An hybrid language from the melting pot
Maus uses a specific linguistic style. The language Spiegelman’s father speaks is the outcome of the USA’s melting pot. Jews living in New York developed a unique way of speaking: a hybrid language that can be heard in some Woody Allen movies, just as in The Marvelous Mrs. Maisel. Vladek’s English follows Polish grammar structures and contains words coming from Yiddish (spoken by Jews in the east of Europe). Some Yiddish terms became part of everyday American English, such as “bagel” or “meshugga“; they create a language that contributes to cultural identification.
Vladek’s speech is confident in flashbacks, while it gets uncertain in the present, reflecting the distance from his home country. Since he had to leave, he feels his nation betrayed him. He doesn’t belong to Poland anymore, nor to the USA, where he feels like a stranger. So, his language reflects his sensation of estrangement in the present time. The language becomes a metaphor for his long journey to find a safe place without forgetting where he comes from. The title itself is a pun: “maus” means “mouse” in German, but it also recalls the German verb “mauscheln” which means “speaking like a Jew“.

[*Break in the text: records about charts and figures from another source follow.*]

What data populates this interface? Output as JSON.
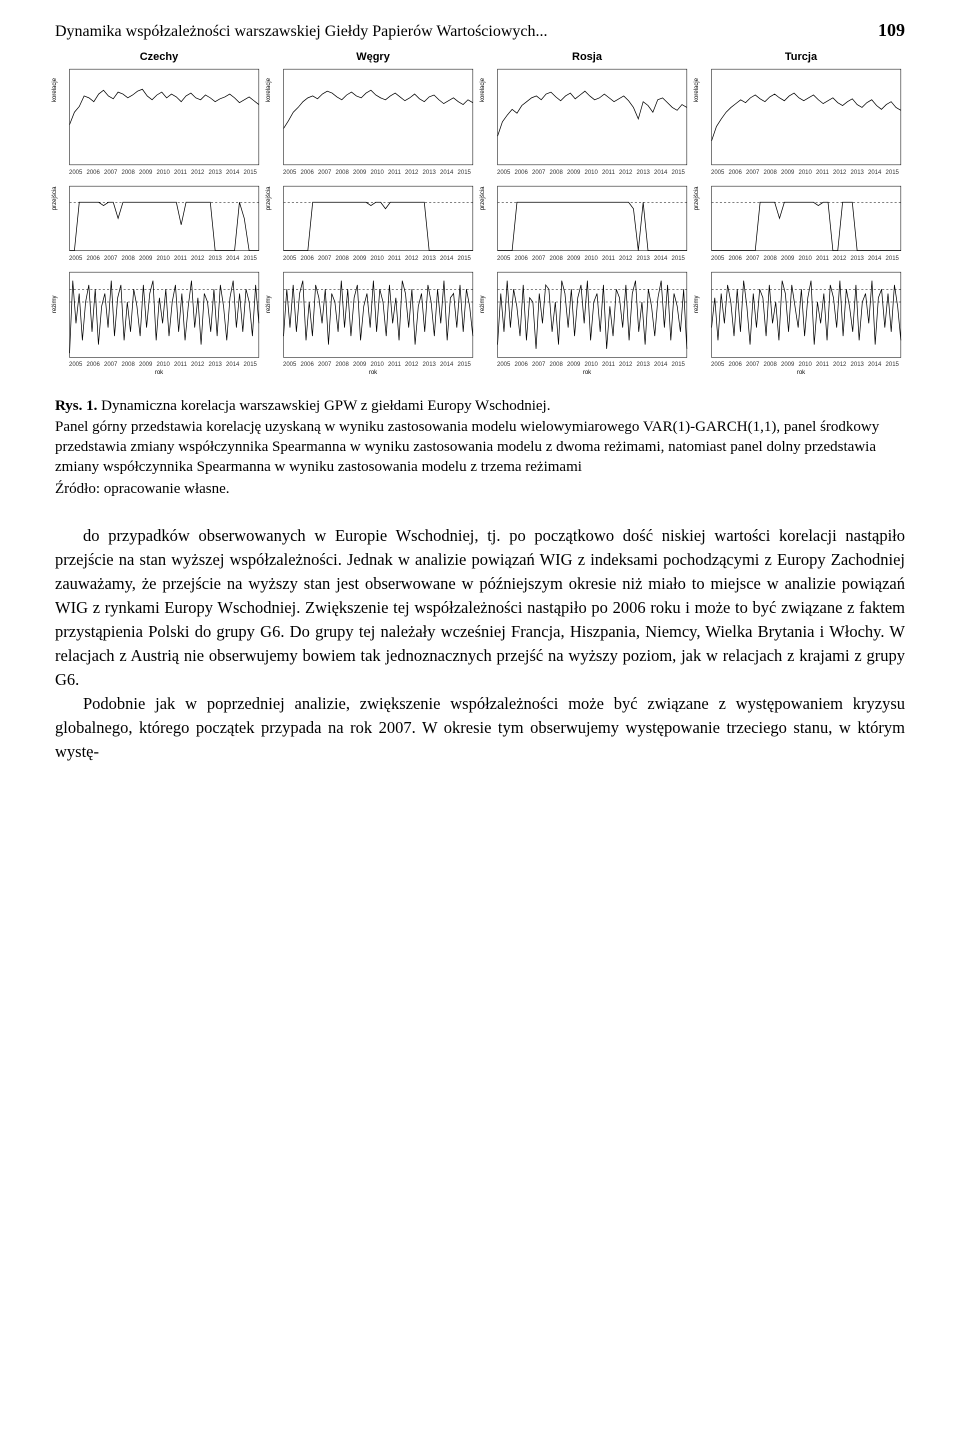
{
  "header": {
    "running_title": "Dynamika współzależności warszawskiej Giełdy Papierów Wartościowych...",
    "page_number": "109"
  },
  "charts": {
    "columns": [
      "Czechy",
      "Węgry",
      "Rosja",
      "Turcja"
    ],
    "years": [
      "2005",
      "2006",
      "2007",
      "2008",
      "2009",
      "2010",
      "2011",
      "2012",
      "2013",
      "2014",
      "2015"
    ],
    "row_ylabels": [
      "korelacje",
      "przejścia",
      "reżimy"
    ],
    "row_footer": "rok",
    "axis_font_size": 6,
    "title_font_size": 11,
    "line_color": "#000000",
    "grid_color": "#808080",
    "background": "#ffffff",
    "row1": {
      "ylim": [
        0.0,
        1.0
      ],
      "yticks": [
        0.0,
        0.2,
        0.4,
        0.6,
        0.8,
        1.0
      ],
      "series": [
        [
          0.42,
          0.55,
          0.61,
          0.72,
          0.7,
          0.66,
          0.74,
          0.78,
          0.72,
          0.69,
          0.76,
          0.74,
          0.7,
          0.73,
          0.77,
          0.79,
          0.72,
          0.68,
          0.73,
          0.76,
          0.7,
          0.74,
          0.71,
          0.66,
          0.72,
          0.75,
          0.7,
          0.68,
          0.73,
          0.7,
          0.66,
          0.69,
          0.71,
          0.74,
          0.7,
          0.65,
          0.68,
          0.71,
          0.67,
          0.63
        ],
        [
          0.38,
          0.46,
          0.55,
          0.6,
          0.66,
          0.7,
          0.72,
          0.69,
          0.74,
          0.77,
          0.75,
          0.71,
          0.68,
          0.73,
          0.76,
          0.72,
          0.7,
          0.75,
          0.78,
          0.73,
          0.7,
          0.68,
          0.72,
          0.75,
          0.71,
          0.67,
          0.7,
          0.74,
          0.69,
          0.66,
          0.71,
          0.73,
          0.68,
          0.64,
          0.67,
          0.7,
          0.66,
          0.63,
          0.68,
          0.65
        ],
        [
          0.3,
          0.45,
          0.52,
          0.58,
          0.54,
          0.62,
          0.66,
          0.7,
          0.72,
          0.68,
          0.74,
          0.76,
          0.71,
          0.67,
          0.72,
          0.75,
          0.69,
          0.73,
          0.77,
          0.72,
          0.68,
          0.7,
          0.74,
          0.7,
          0.66,
          0.69,
          0.72,
          0.67,
          0.6,
          0.48,
          0.66,
          0.62,
          0.55,
          0.68,
          0.7,
          0.65,
          0.6,
          0.57,
          0.63,
          0.6
        ],
        [
          0.25,
          0.4,
          0.48,
          0.55,
          0.6,
          0.64,
          0.68,
          0.65,
          0.7,
          0.73,
          0.69,
          0.66,
          0.71,
          0.74,
          0.7,
          0.67,
          0.72,
          0.75,
          0.7,
          0.67,
          0.7,
          0.73,
          0.68,
          0.64,
          0.67,
          0.7,
          0.65,
          0.62,
          0.66,
          0.69,
          0.63,
          0.6,
          0.65,
          0.68,
          0.62,
          0.58,
          0.63,
          0.66,
          0.6,
          0.57
        ]
      ]
    },
    "row2": {
      "ylim": [
        1.0,
        3.0
      ],
      "yticks": [
        1.0,
        1.5,
        2.0,
        2.5,
        3.0
      ],
      "ref_lines": [
        2.5
      ],
      "series": [
        [
          1.0,
          1.0,
          2.5,
          2.5,
          2.5,
          2.5,
          2.5,
          2.4,
          2.5,
          2.5,
          2.0,
          2.5,
          2.5,
          2.5,
          2.5,
          2.5,
          2.5,
          2.5,
          2.5,
          2.5,
          2.5,
          2.5,
          2.5,
          1.8,
          2.5,
          2.5,
          2.5,
          2.5,
          2.5,
          2.5,
          1.0,
          1.0,
          1.0,
          1.0,
          1.0,
          2.5,
          2.0,
          1.0,
          1.0,
          1.0
        ],
        [
          1.0,
          1.0,
          1.0,
          1.0,
          1.0,
          1.0,
          2.5,
          2.5,
          2.5,
          2.5,
          2.5,
          2.5,
          2.5,
          2.5,
          2.5,
          2.5,
          2.5,
          2.5,
          2.4,
          2.5,
          2.5,
          2.3,
          2.5,
          2.5,
          2.5,
          2.5,
          2.5,
          2.5,
          2.5,
          2.5,
          1.0,
          1.0,
          1.0,
          1.0,
          1.0,
          1.0,
          1.0,
          1.0,
          1.0,
          1.0
        ],
        [
          1.0,
          1.0,
          1.0,
          1.0,
          2.5,
          2.5,
          2.5,
          2.5,
          2.5,
          2.5,
          2.5,
          2.5,
          2.5,
          2.5,
          2.5,
          2.5,
          2.5,
          2.5,
          2.5,
          2.5,
          2.5,
          2.5,
          2.5,
          2.5,
          2.5,
          2.5,
          2.5,
          2.5,
          2.3,
          1.0,
          2.5,
          1.0,
          1.0,
          1.0,
          1.0,
          1.0,
          1.0,
          1.0,
          1.0,
          1.0
        ],
        [
          1.0,
          1.0,
          1.0,
          1.0,
          1.0,
          1.0,
          1.0,
          1.0,
          1.0,
          1.0,
          2.5,
          2.5,
          2.5,
          2.5,
          2.0,
          2.5,
          2.5,
          2.5,
          2.5,
          2.5,
          2.5,
          2.5,
          2.4,
          2.5,
          2.5,
          1.0,
          1.0,
          2.5,
          2.5,
          2.5,
          1.0,
          1.0,
          1.0,
          1.0,
          1.0,
          1.0,
          1.0,
          1.0,
          1.0,
          1.0
        ]
      ]
    },
    "row3": {
      "ylim": [
        -1.0,
        1.0
      ],
      "yticks": [
        -1.0,
        -0.5,
        0.0,
        0.5,
        1.0
      ],
      "ref_lines": [
        0.3,
        0.6
      ],
      "series": [
        [
          -0.9,
          0.8,
          -0.2,
          0.5,
          -0.6,
          0.3,
          0.7,
          -0.4,
          0.6,
          -0.7,
          0.2,
          0.5,
          -0.3,
          0.8,
          -0.5,
          0.4,
          0.7,
          -0.6,
          0.3,
          -0.4,
          0.6,
          0.2,
          -0.5,
          0.7,
          -0.3,
          0.5,
          0.8,
          -0.6,
          0.4,
          -0.2,
          0.6,
          -0.5,
          0.3,
          0.7,
          -0.4,
          0.5,
          -0.6,
          0.2,
          0.8,
          -0.3,
          0.4,
          -0.7,
          0.5,
          0.3,
          -0.4,
          0.6,
          -0.5,
          0.7,
          0.2,
          -0.6,
          0.4,
          0.8,
          -0.3,
          0.5,
          -0.4,
          0.6,
          0.3,
          -0.5,
          0.7,
          -0.2
        ],
        [
          -0.5,
          0.6,
          -0.3,
          0.7,
          -0.4,
          0.5,
          0.8,
          -0.6,
          0.3,
          -0.5,
          0.7,
          0.4,
          -0.2,
          0.6,
          -0.7,
          0.5,
          0.3,
          -0.4,
          0.8,
          -0.3,
          0.6,
          -0.5,
          0.4,
          0.7,
          -0.6,
          0.2,
          0.5,
          -0.3,
          0.8,
          -0.4,
          0.6,
          0.3,
          -0.5,
          0.7,
          -0.2,
          0.4,
          -0.6,
          0.8,
          0.5,
          -0.3,
          0.6,
          -0.7,
          0.2,
          0.5,
          -0.4,
          0.7,
          0.3,
          -0.5,
          0.6,
          -0.2,
          0.8,
          -0.6,
          0.4,
          0.5,
          -0.3,
          0.7,
          -0.4,
          0.6,
          0.2,
          -0.5
        ],
        [
          -0.7,
          0.5,
          -0.4,
          0.8,
          -0.3,
          0.6,
          0.2,
          -0.5,
          0.7,
          -0.6,
          0.4,
          0.3,
          -0.8,
          0.5,
          -0.2,
          0.7,
          0.6,
          -0.4,
          0.3,
          -0.7,
          0.8,
          0.5,
          -0.3,
          0.6,
          -0.5,
          0.4,
          0.7,
          -0.2,
          0.8,
          -0.6,
          0.3,
          0.5,
          -0.4,
          0.7,
          -0.8,
          0.2,
          -0.5,
          0.6,
          0.4,
          -0.3,
          0.7,
          -0.6,
          0.5,
          0.8,
          -0.4,
          0.3,
          -0.7,
          0.6,
          0.2,
          -0.5,
          0.4,
          0.8,
          -0.3,
          0.7,
          -0.6,
          0.5,
          0.2,
          -0.4,
          0.6,
          -0.8
        ],
        [
          -0.3,
          0.4,
          -0.6,
          0.5,
          -0.2,
          0.7,
          0.3,
          -0.5,
          0.6,
          -0.4,
          0.8,
          0.2,
          -0.7,
          0.5,
          -0.3,
          0.6,
          0.4,
          -0.5,
          0.7,
          -0.2,
          0.3,
          -0.6,
          0.8,
          0.5,
          -0.4,
          0.7,
          0.2,
          -0.3,
          0.6,
          -0.5,
          0.4,
          0.8,
          -0.7,
          0.3,
          -0.2,
          0.5,
          -0.6,
          0.7,
          0.4,
          -0.3,
          0.8,
          -0.5,
          0.6,
          0.2,
          -0.4,
          0.7,
          -0.6,
          0.3,
          0.5,
          -0.2,
          0.8,
          -0.7,
          0.4,
          0.6,
          -0.3,
          0.5,
          -0.4,
          0.7,
          0.2,
          -0.6
        ]
      ]
    }
  },
  "caption": {
    "label": "Rys. 1.",
    "title": "Dynamiczna korelacja warszawskiej GPW z giełdami Europy Wschodniej.",
    "desc": "Panel górny przedstawia korelację uzyskaną w wyniku zastosowania modelu wielowymiarowego VAR(1)-GARCH(1,1), panel środkowy przedstawia zmiany współczynnika Spearmanna w wyniku zastosowania modelu z dwoma reżimami, natomiast panel dolny przedstawia zmiany współczynnika Spearmanna w wyniku zastosowania modelu z trzema reżimami"
  },
  "source": "Źródło: opracowanie własne.",
  "body": {
    "p1": "do przypadków obserwowanych w Europie Wschodniej, tj. po początkowo dość niskiej wartości korelacji nastąpiło przejście na stan wyższej współzależności. Jednak w analizie powiązań WIG z indeksami pochodzącymi z Europy Zachodniej zauważamy, że przejście na wyższy stan jest obserwowane w późniejszym okresie niż miało to miejsce w analizie powiązań WIG z rynkami Europy Wschodniej. Zwiększenie tej współzależności nastąpiło po 2006 roku i może to być związane z faktem przystąpienia Polski do grupy G6. Do grupy tej należały wcześniej Francja, Hiszpania, Niemcy, Wielka Brytania i Włochy. W relacjach z Austrią nie obserwujemy bowiem tak jednoznacznych przejść na wyższy poziom, jak w relacjach z krajami z grupy G6.",
    "p2": "Podobnie jak w poprzedniej analizie, zwiększenie współzależności może być związane z występowaniem kryzysu globalnego, którego początek przypada na rok 2007. W okresie tym obserwujemy występowanie trzeciego stanu, w którym wystę-"
  }
}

Spoken language is not the only element of postmodern art and literature in the comics. The frame scheme represents a solid meta-narrative element, given how it follows on from seeing how the comics develop in the author’s mind. The author blurs the line between present and past. Interruption in dialogues and jumps between the timelines make clear the chaos in his mind while listening to the story.
Spiegelman’s drawings as an analysis of the war
Spiegelman chooses various animals as metaphors of nationality. He represents Jews as mice, Germans as cats, Americans as dogs, Poles as pigs and French as frogs. Characters pretending to belong to other countries visibly wear a mask. The use of anthropomorphized animals in comics is nothing new in itself: both in children’s comics as Walt Disney’s Mickey Mouse, and in underground comics for adults such as Robert Crumb’s Fritz the Cat. But those were just anthropomorphic animals, recalling the fairy tale tradition of beasts acting like humans. Spiegelman takes one step further, being the first illustrator using animals to show cultural differences. It’s the first device he uses to obtain emotional detachment, making identification difficult.
Spiegelman’s Maus is the first comic to talk about the Holocaust. Dealing with the concept and story of genocide, Spiegelman decided to let the story talk, putting himself in the background and showing more than telling. He eases as much as possible both the narrative and graphic style, growing apart from events. Page after page, panels are more and more neutral and stylized. Lines become rough and words seem screamed. The fragmented narration, dark sketches and a cold gaze on events create a historic reportage, that doesn’t even try to find an explanation or a sense, just expose. Matching history with its consequences in the present, Spiegelman’s Maus gives a strong and personal point of view on war.
Funding a genre
Maus was among the first book to be classified as a graphic novel, following the path was opened by Will Eisner (The Spirit, A Contract with God). It helped to strengthen the idea that comics can address several targets and discuss grown-up, serious subjects. Spiegelman wanted to create a more mature and underground style. Taking inspiration from Harold Grey (Little Orphan Annie) and Frans Masereel (The City), he contributed to comics’ recognition as artforms and not just entertainment, in opposition with superheroes’ comics.
Together with two DC Comics stories (Watchmen and The Dark Knights Returns), Maus contributed to changing the general perception of the comics. From that moment on, also thanks to independent publishers and a growing market, the comics industry was no longer dominated by Marvel and DC Comics and started to be something that could address not only kids, but also a vast audience of mature readers.